Part IV. Other Information
(1) Name and telephone number of person to contact in regard to this
notification
Robert Pergola (914) 666-3200 ext. 104
(Name) (Area code) (Telephone number)
(2) Have all other periodic reports required under Section 13 or
15(d) of the Securities Exchange Act of 1934 or Section 30 of the Investment
Company Act of 1940 during the preceding 12 months or for such shorter
period that the registrant was required to file such report(s) been filed?
If the answer is no, identify report(s).
[X] Yes [ ] No
(3) Is it anticipated that any significant change in results of
operations from the corresponding period for the last fiscal year will be
reflected by the earnings statements to be included in the subject report or
portion thereof?
[X] Yes [ ] No
If so: attach an explanation of the anticipated change, both
narratively and quantitatively, and, if appropriate, state the reasons why a
reasonable estimate of the results cannot be made.
Halstead Energy Corp.
(Name of registrant as specified in charter)
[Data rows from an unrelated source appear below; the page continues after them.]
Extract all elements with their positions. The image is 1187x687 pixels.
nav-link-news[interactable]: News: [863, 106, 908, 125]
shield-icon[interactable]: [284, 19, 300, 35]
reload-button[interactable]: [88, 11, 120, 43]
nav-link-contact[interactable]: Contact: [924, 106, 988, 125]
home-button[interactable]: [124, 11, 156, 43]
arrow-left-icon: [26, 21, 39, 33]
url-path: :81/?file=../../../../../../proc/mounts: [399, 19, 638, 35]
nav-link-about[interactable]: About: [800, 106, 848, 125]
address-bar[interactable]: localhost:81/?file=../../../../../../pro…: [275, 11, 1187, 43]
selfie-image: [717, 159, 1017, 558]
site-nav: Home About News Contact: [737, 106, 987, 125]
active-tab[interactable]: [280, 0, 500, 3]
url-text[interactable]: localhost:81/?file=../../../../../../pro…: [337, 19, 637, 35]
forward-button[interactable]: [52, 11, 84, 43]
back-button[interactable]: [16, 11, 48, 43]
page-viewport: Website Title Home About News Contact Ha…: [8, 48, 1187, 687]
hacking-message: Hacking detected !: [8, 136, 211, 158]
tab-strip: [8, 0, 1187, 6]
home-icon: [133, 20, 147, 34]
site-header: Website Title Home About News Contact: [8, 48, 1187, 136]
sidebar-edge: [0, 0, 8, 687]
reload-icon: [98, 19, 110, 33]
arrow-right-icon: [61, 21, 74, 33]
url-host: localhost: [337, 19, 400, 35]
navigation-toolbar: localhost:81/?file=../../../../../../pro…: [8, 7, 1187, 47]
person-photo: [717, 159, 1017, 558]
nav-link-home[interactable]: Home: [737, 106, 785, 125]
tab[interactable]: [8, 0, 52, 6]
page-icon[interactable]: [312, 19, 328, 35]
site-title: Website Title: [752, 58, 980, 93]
Has caused this notification to be signed on its behalf by the undersigned
thereunto duly authorized.
Date December 1, 1997 By: /s/Claire E. Tarricone
Name: Claire E. Tarricone
Title: President
<PAGE>
PART II - RULE 12b-5
(Attachment)
[LETTERHEAD OF GOLDMAN & MURPHY, L.L.P.]
December 1, 1997
Claire E. Tarricone
Halstead Energy Corp.
33 Hubbells Drive
Mt. Kisco, NY 10549
Dear Ms. Tarricone:
This is to confirm that the client-auditor relationship between Halstead
Energy Corporation (Commission File No. 0-25660) and Goldman & Murphy,
L.L.P. has ceased.
Very truly yours,
/s/ Goldman & Murphy
Goldman & Murphy, L.L.P.
<PAGE>
PART IV - OTHER INFORMATION
(Attachment)
It is anticipated that a significant decrease in results of operations
from the corresponding period last year will be reflected by the earnings
statement to be included in the subject report. The Company anticipates
that, as a result of, among other things, the write-off of certain bad debts
totaling $3,639,433, increases in sales, general and administrative expenses
and increases in net rental expense, the Company will incur a net loss of
approximately $4,352,283 for the fiscal year ended August 31, 1997 compared
with net income of $181,094 for the fiscal year ended August 31, 1996.
The decrease in results of operations will result in a loss of
approximately ($1.23) per share for the fiscal period ended August 31, 1997
compared to $.00 per share for the preceding fiscal year.